在现代化社会中，过敏性疾病继续构成重大的公共卫生负担。虽然 过敏性疾病的病因尚不清楚，它们被认为是由于异常的Th 2免疫应答而发展的。 遗传易感个体的反应。尽管有这种认识，驱动Th 2介导的 免疫反应仍然难以捉摸。我们的初步数据表明过敏原 暴露诱导上皮细胞损伤，导致上皮衍生因子三叶因子的释放 2. Tff 2反过来诱导“alarmin”IL-33的释放，其驱动先天性免疫缺陷细胞中Th 2细胞因子的产生。 免疫细胞Th 2细胞因子的产生通过驱动额外的细胞因子而放大和延续应答。 TFF 2释放重要的是，我们发现哮喘儿童上皮细胞中的TFF 2水平升高， 与来自健康对照的细胞相比，经历急性发作。因此，本提案的目的是 测试新的假设，即TFF 2的异常上皮细胞产生在诱导中很重要， 以IL-33依赖性方式表达Th 2介导的过敏反应。
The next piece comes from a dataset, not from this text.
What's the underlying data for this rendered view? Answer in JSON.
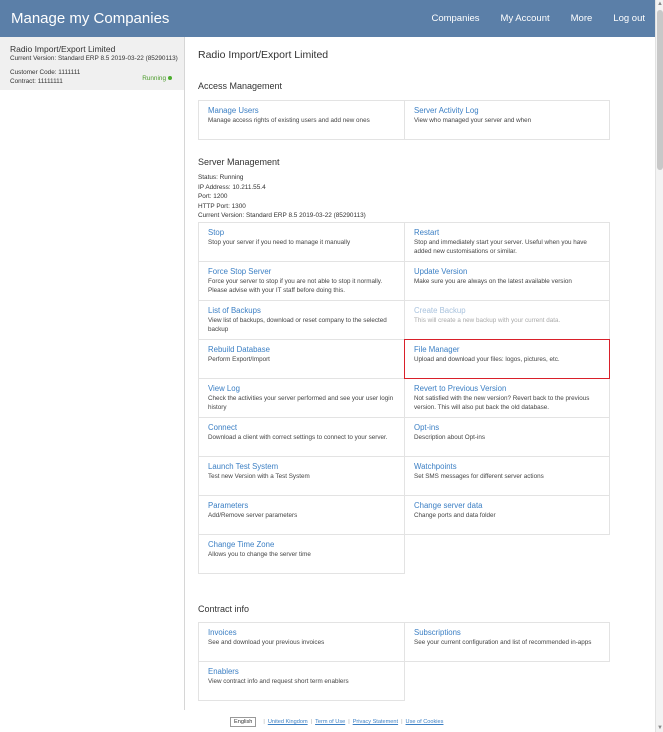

此外，我们建议， 控制这一途径的基因（TFF 2、IL-33、IL-1 RL 1）的遗传变异增加了 发生过敏性疾病（过敏性哮喘、特应性皮炎、过敏性鼻炎、嗜酸性食管炎）， 孩子为了验证这一假设，我们提出了以下具体目标：1）确定 Tff 2/IL-33通路对Th 2介导的过敏性气道反应的启动; 2）为了确定Tff 2/IL-33通路对Th 2介导的过敏性气道反应的启动作用， TFF 2介导IL-13依赖性AHR和粘液细胞化生的机制;以及3）确定 TFF 2/IL-33通路的失调是否会导致过敏性疾病的发生， 从辛辛那提地区招募的一群儿童。本项目的研究与 受益于U19项目1和2中产生的资源和信息，这些资源和信息也集中在 关于定义粘膜上皮功能改变在过敏性疾病病因学中的作用。 将Tff 2/IL-33途径鉴定为过敏反应的重要驱动器和放大器， 导致用于治疗过敏性疾病的疾病修饰疗法的发展。